Pain is complicated.  It’s designed to be a warning system of damage, or potential damage, being done to the body.  That’s why it’s unpleasant – you want to avoid it, and therefore you avoid those situations might be harmful.  It’s a protective mechanism.

However, sometimes it isn’t.  Sometimes it gets a bit carried away.  You carry on feeling those unpleasant sensations after the injury has gone.  Consider those poor souls who suffer “phantom limb” pain – the offending body part has been removed, and yet still triggers pain sensations.
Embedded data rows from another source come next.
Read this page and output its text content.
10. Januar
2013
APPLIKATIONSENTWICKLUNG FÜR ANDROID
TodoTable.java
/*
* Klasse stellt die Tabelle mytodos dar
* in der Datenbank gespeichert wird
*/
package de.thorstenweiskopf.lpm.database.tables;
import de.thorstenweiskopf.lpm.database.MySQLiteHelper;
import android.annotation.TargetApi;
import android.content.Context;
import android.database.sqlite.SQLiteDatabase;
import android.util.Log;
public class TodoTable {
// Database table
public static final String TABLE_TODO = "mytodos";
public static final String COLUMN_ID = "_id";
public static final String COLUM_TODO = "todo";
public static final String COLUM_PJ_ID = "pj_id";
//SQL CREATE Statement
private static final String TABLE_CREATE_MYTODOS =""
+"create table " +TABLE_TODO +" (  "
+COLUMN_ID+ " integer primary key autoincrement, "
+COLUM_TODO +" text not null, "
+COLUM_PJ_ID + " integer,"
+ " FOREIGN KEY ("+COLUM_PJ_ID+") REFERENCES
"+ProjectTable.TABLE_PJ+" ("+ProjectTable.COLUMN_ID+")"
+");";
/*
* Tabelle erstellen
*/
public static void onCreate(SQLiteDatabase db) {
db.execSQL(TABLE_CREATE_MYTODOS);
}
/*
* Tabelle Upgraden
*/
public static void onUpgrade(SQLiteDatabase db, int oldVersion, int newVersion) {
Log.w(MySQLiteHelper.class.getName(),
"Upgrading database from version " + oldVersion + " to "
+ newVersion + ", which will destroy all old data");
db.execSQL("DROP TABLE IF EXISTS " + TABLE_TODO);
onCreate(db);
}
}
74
How does this happen?  Well, pain is more than just a signal from a nerve ending to the brain.  It’s a complex experience that reflects what’s happening in our central nervous systems (spinal cord and brain), our emotions and beliefs, our previous experience.  Ever noticed how bad pain can be when you’re not sure what the cause is, and you’re worrying about it?  And how the pain can be hugely eased just by having someone explain that it’s ok, it’s nothing to worry about?  That doesn’t mean it’s “all in the mind” (although pain, by definition, is all in the mind!) – it just demonstrates the complexity of our experience.

Chronic pain is common.  It’s defined as pain that lasts for more than twelve weeks.  For many it reoccurs intermittently. Because chronic pain is so multifactorial, its management needs to take all those factors into account.  That’s why your osteopath wants to know about you as a person – your beliefs, eating habits, stress, lifestyle, sleep – not just where the pain is.  That way, they can help you develop a plan to help you understand your pain, learn coping strategies, and get things back on track.